Drzwi do rezydencji otworzył mi jeden z ochroniarzy. Z daleka widziałam już czarne jak smoła przystrzyżone włosy mężczyzny, który siedział w salonie opływającego w elegancję i luksus. 

Ma rozmach Smith. 

Wyczuwałam w powietrzu delikatną woń alkoholu. Na stoliku przy kanapach leżały rozłożone pieniądze. Przeliczał je jakiś młody chłopaczek z okularami na nosie.

— Czego chcesz, Bianca? — zapytał śmiertelnie poważnie Angelo.

Facet miał jeden problem. Jego groźny głos na mnie nie działał. Nigdy nie działał. Nawet, gdy się poznaliśmy. Usiadłam obok tego kujona z okularami liczącego pieniądze.

— A czego mogę chcieć? — odpowiedziałam melancholijnie bawiąc się włosami. — Interesy. Podobno po moim wyjeździe spadła ci sprzedaż na wyścigach.

— Więc zamierzasz wyrzucić tego smarkacza? — zapytał już bardziej zainteresowany mężczyzna.

— Co wy wszyscy do niego macie? — zapytałam z irytacją. — Pozwólcie, że ja ocenię jego umiejętności. Ledwo przyjechałam, a zdążyliście już zepsuć jego opinię po całości.

— Dziwisz się? Niepotrzebnie wyjechałaś, Bianca — powiedział Angelo. — Czego chcesz w zamian?

— Sprzedajesz morfinę? — zapytałam prosto z mostu.

— Teraz jest moda na metamfetaminę, amfetaminę, heroinę i kokainę — powiedział zupełnie jakby recytując. — Ale dla ciebie mogę coś sprowadzić.

— Interesują mnie, tylko regularne dostawy, Angelo — odpowiedziałam. — Pamiętaj, że w zamian możesz sprzedawać na wyścigach.

Wiedziałam, że Smith się zgodzi. Poprzednio bardzo pilnowałam interesu z narkotykami na wyścigach. A miejsce takie, jak zawody w Nowym Jorku, gdzie zjeżdżali się ludzie nawet z drugiego końca stanu, było nie lada gratką dla kogoś takiego jak Angelo Smith.
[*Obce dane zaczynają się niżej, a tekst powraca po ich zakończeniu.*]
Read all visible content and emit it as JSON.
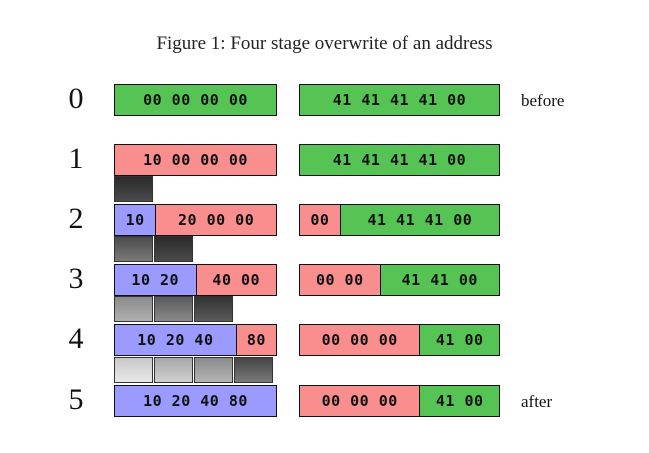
{
  "caption": "Figure 1: Four stage overwrite of an address",
  "colors": {
    "green": "#55c455",
    "red": "#f98e8e",
    "blue": "#9a9aff"
  },
  "rows": [
    {
      "num": "0",
      "label": "before",
      "left": [
        {
          "text": "00 00 00 00",
          "color": "green"
        }
      ],
      "right": [
        {
          "text": "41 41 41 41 00",
          "color": "green"
        }
      ]
    },
    {
      "num": "1",
      "label": "",
      "left": [
        {
          "text": "10 00 00 00",
          "color": "red"
        }
      ],
      "right": [
        {
          "text": "41 41 41 41 00",
          "color": "green"
        }
      ]
    },
    {
      "num": "2",
      "label": "",
      "left": [
        {
          "text": "10",
          "color": "blue"
        },
        {
          "text": "20 00 00",
          "color": "red"
        }
      ],
      "right": [
        {
          "text": "00",
          "color": "red"
        },
        {
          "text": "41 41 41 00",
          "color": "green"
        }
      ]
    },
    {
      "num": "3",
      "label": "",
      "left": [
        {
          "text": "10 20",
          "color": "blue"
        },
        {
          "text": "40 00",
          "color": "red"
        }
      ],
      "right": [
        {
          "text": "00 00",
          "color": "red"
        },
        {
          "text": "41 41 00",
          "color": "green"
        }
      ]
    },
    {
      "num": "4",
      "label": "",
      "left": [
        {
          "text": "10 20 40",
          "color": "blue"
        },
        {
          "text": "80",
          "color": "red"
        }
      ],
      "right": [
        {
          "text": "00 00 00",
          "color": "red"
        },
        {
          "text": "41 00",
          "color": "green"
        }
      ]
    },
    {
      "num": "5",
      "label": "after",
      "left": [
        {
          "text": "10 20 40 80",
          "color": "blue"
        }
      ],
      "right": [
        {
          "text": "00 00 00",
          "color": "red"
        },
        {
          "text": "41 00",
          "color": "green"
        }
      ]
    }
  ]
}
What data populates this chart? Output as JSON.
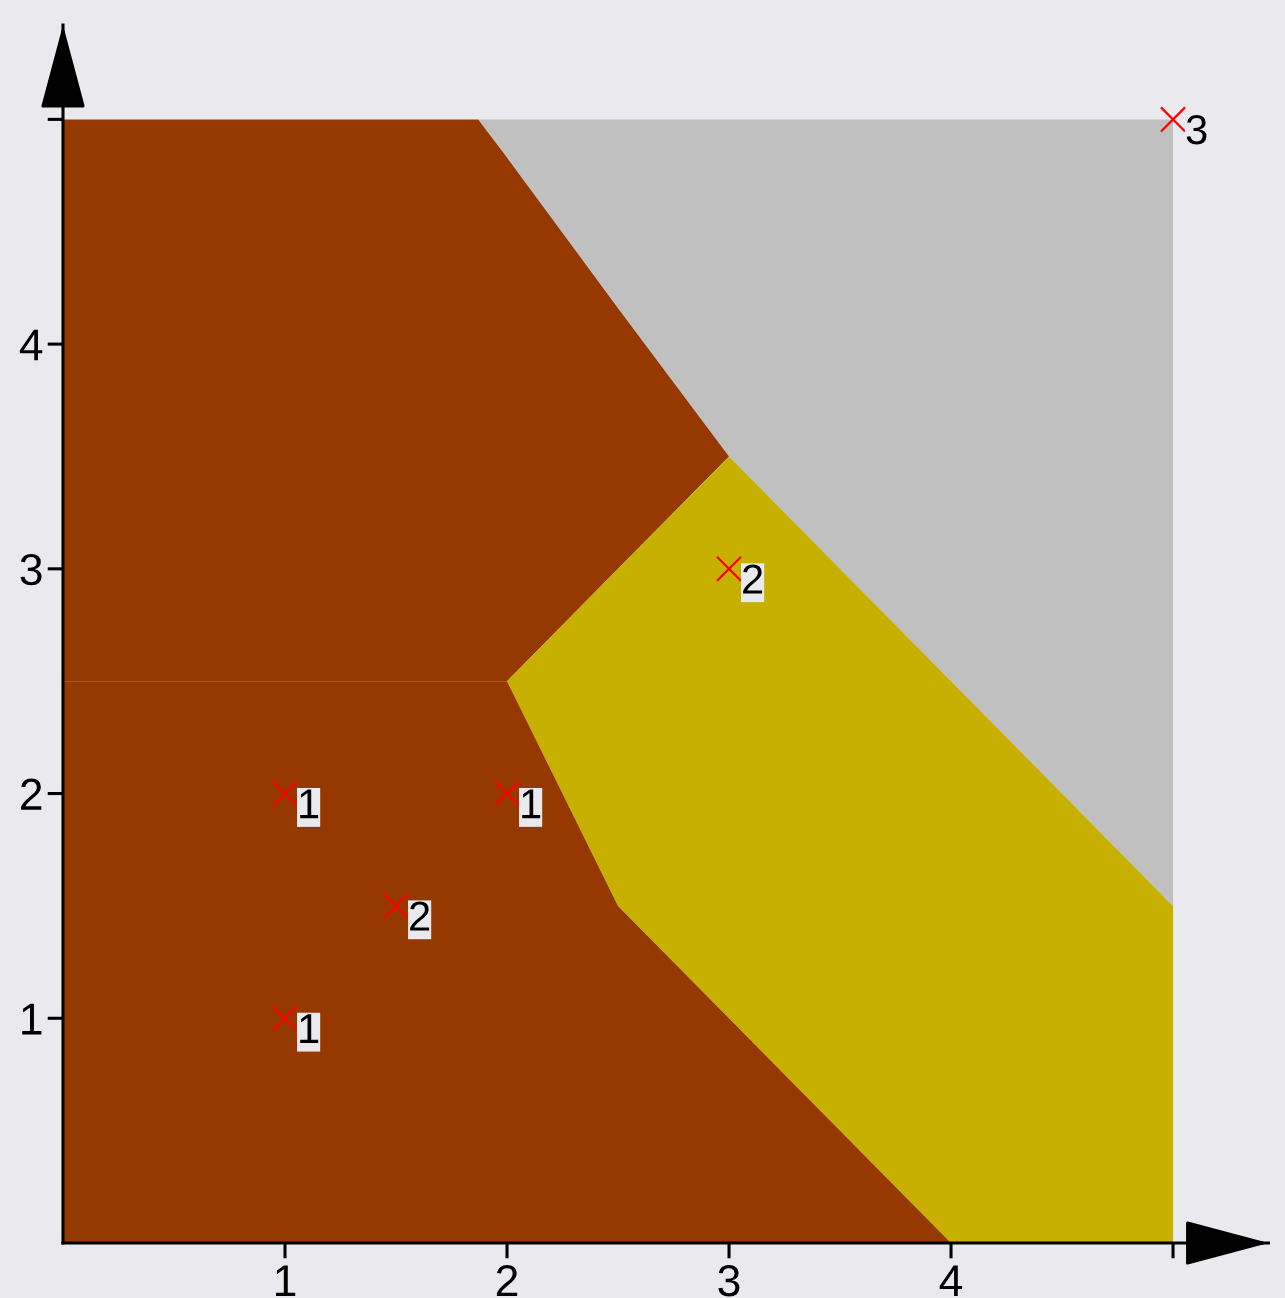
{
  "chart_data": {
    "type": "area",
    "stacked": true,
    "xlim": [
      0,
      5.43
    ],
    "ylim": [
      0,
      5.42
    ],
    "xticks": [
      1,
      2,
      3,
      4,
      {
        "value": 5,
        "label": null
      }
    ],
    "yticks": [
      1,
      2,
      3,
      4,
      {
        "value": 5,
        "label": null
      }
    ],
    "x": [
      0,
      1.87,
      2,
      2.5,
      3,
      4,
      5
    ],
    "series": [
      {
        "values": [
          2.5,
          2.5,
          2.5,
          1.5,
          1,
          0,
          null
        ],
        "color": "#963900"
      },
      {
        "values": [
          null,
          null,
          0,
          1.5,
          2.5,
          2.5,
          1.5
        ],
        "color": "#c7b000"
      },
      {
        "values": [
          2.5,
          2.5,
          2.33,
          1.16,
          0,
          null,
          null
        ],
        "color": "#963900"
      },
      {
        "values": [
          null,
          0,
          0.17,
          0.84,
          1.5,
          2.5,
          3.5
        ],
        "color": "#c0c0c0"
      },
      {
        "type": "scatter",
        "marker": "cross",
        "x": [
          1,
          1,
          1.5,
          2,
          3,
          5
        ],
        "values": [
          1,
          2,
          1.5,
          2,
          3,
          5
        ],
        "color": "#ff0000"
      }
    ],
    "annotations": [
      {
        "text": "1",
        "x": 1,
        "y": 1
      },
      {
        "text": "1",
        "x": 1,
        "y": 2
      },
      {
        "text": "2",
        "x": 1.5,
        "y": 1.5
      },
      {
        "text": "1",
        "x": 2,
        "y": 2
      },
      {
        "text": "2",
        "x": 3,
        "y": 3
      },
      {
        "text": "3",
        "x": 5,
        "y": 5
      }
    ]
  }
}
Mógł wtedy również nawiązać wiele znajomości i rozszerzyć swoją działalność.

— Zgoda, na starych zasadach — powiedział i wyciągnął w moim kierunku dłoń. — Najwcześniej mogę ci sprowadzić za cztery dni. Dawno nie zamawiałem morfiny. No i masz się pozbyć Alexa.

— Masz dwa dni na sprowadzenie morfiny — oznajmiłam z zadowoleniem. — A co do Alexa, to najpierw go sprawdzę i się z nim pobawię. Może będzie mógł zarabiać dla Logana. Części podrożały — odpowiedziałam.

— Masz wymagania, Bianca, ale niech ci będzie. Wszystko, by mi się tam ten smarkacz nie rządził — odpowiedział. — Kiedy wyścigi?

— Logan zaczął rozprowadzać plotki. Za dwa dni organizuje Alex. Zobaczę go wtedy po raz pierwszy. Myślę, że za tydzień wyścigi będą już moje — odpowiedziałam.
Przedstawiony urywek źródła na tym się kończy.